14. A routable substrate for manufacturing a display panel, the routable substrate comprising:

a substrate in the form of a dielectric encapsulant having opposite first and second sides;

electrical connections in the form of routable conductive traces formed from a first metallic layer on the first side of the carrier, the routable conductive traces being configured for electrically mounting a plurality of LED dice on the first side for LED illumination of the display panel; and

conductive interconnects encapsulated in the dielectric carrier formed from a second metallic layer having a pattern that is different from the first metallic layer, the conductive interconnects further having first and second ends which are in electrical communication with the routable conductive traces and the second side of the carrier respectively.

15. A display panel comprising:

a substrate in the form of a dielectric encapsulant having opposite first and second sides;

electrical connections in the form of routable conductive traces formed from a first metallic layer on the first side of the carrier;

a plurality of LED dice mounted on the routable conductive traces for LED illumination of the display panel; and

conductive interconnects encapsulated in the dielectric carrier formed from a second metallic layer having a pattern that is different from the first metallic layer, the conductive interconnects further having first and second ends which are in electrical communication with the routable conductive traces and the second side of the carrier respectively.

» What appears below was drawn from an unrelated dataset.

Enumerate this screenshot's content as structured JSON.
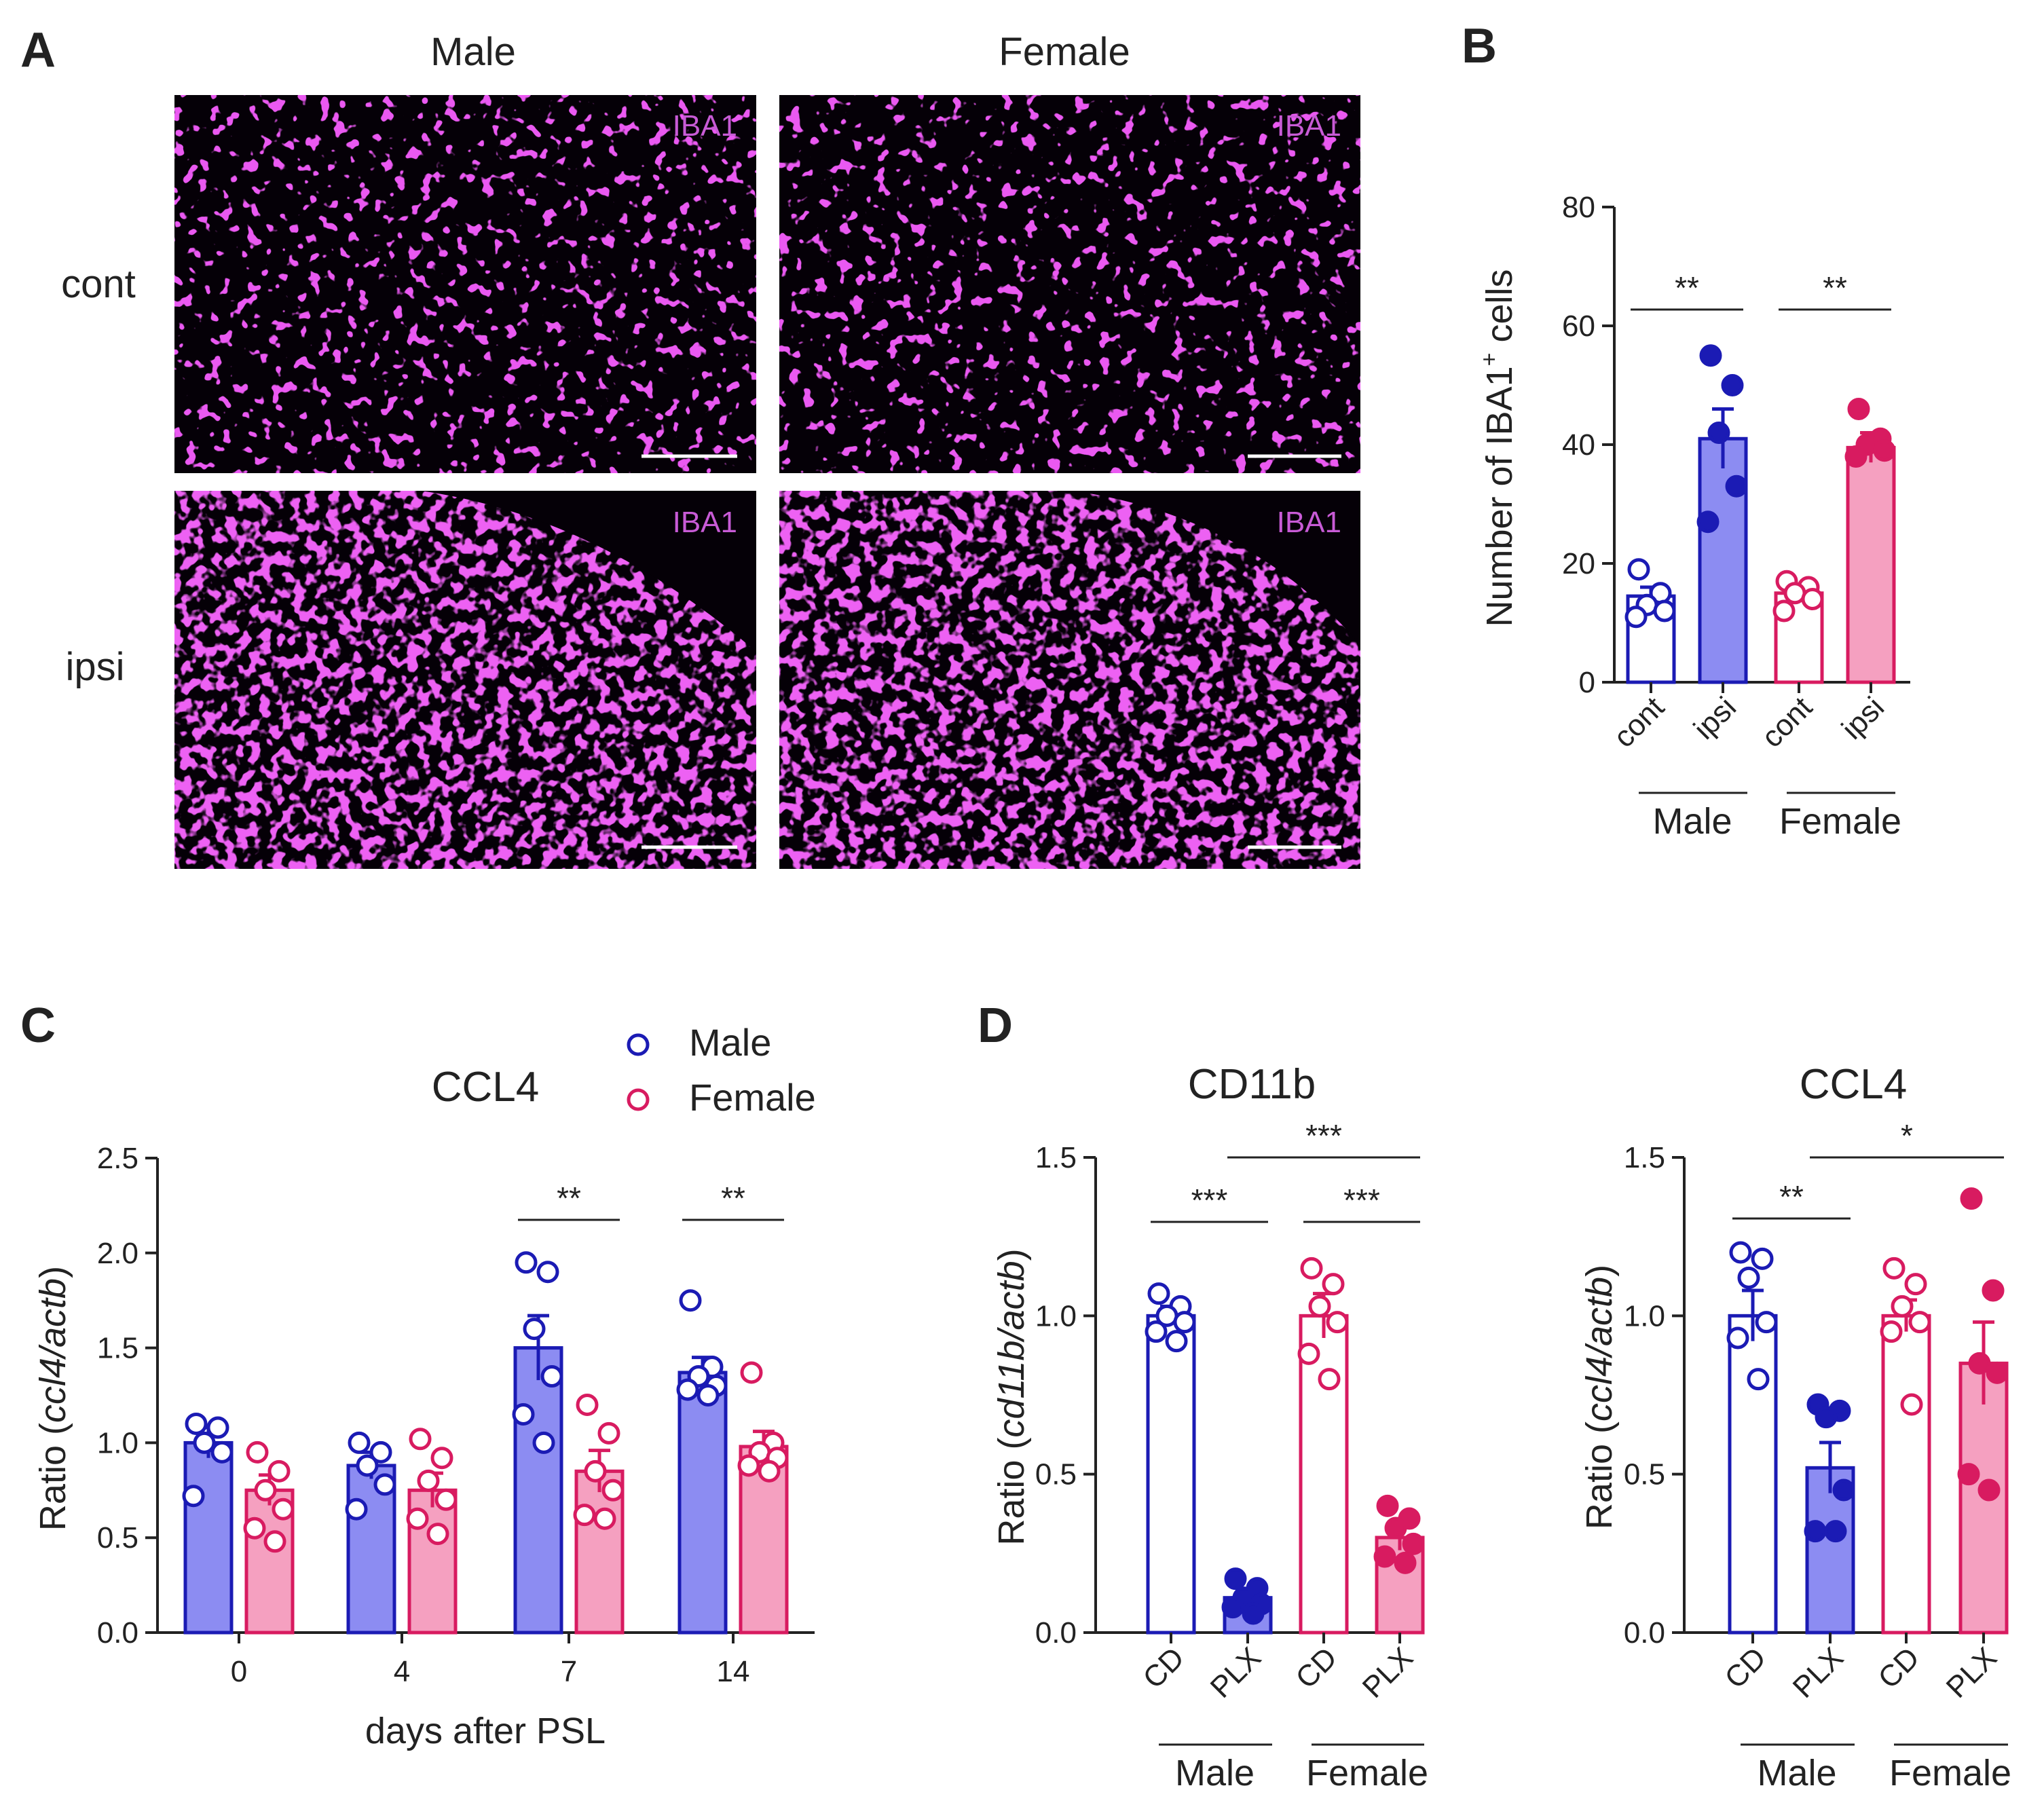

16. The display panel as claimed in claim 15, wherein the display panel comprises a display sub-panel, which is configured to be mountable with one or more other similar display sub-panels for modularly assembling a display panel which is larger than the display sub-panel.

17. A display panel comprising an assembly of a plurality of display sub-panels, each display sub-panel further comprising:

a substrate in the form of a dielectric encapsulant having opposite first and second sides;

electrical connections in the form of routable conductive traces formed from a first metallic layer on the first side of the carrier;

a plurality of LED dice mounted on the routable conductive traces for LED illumination of the display panel; and

conductive interconnects encapsulated in the dielectric carrier formed from a second metallic layer having a pattern that is different from the first metallic layer, the conductive interconnects further having first and second ends which are in electrical communication with the routable conductive traces and the second side of the carrier respectively.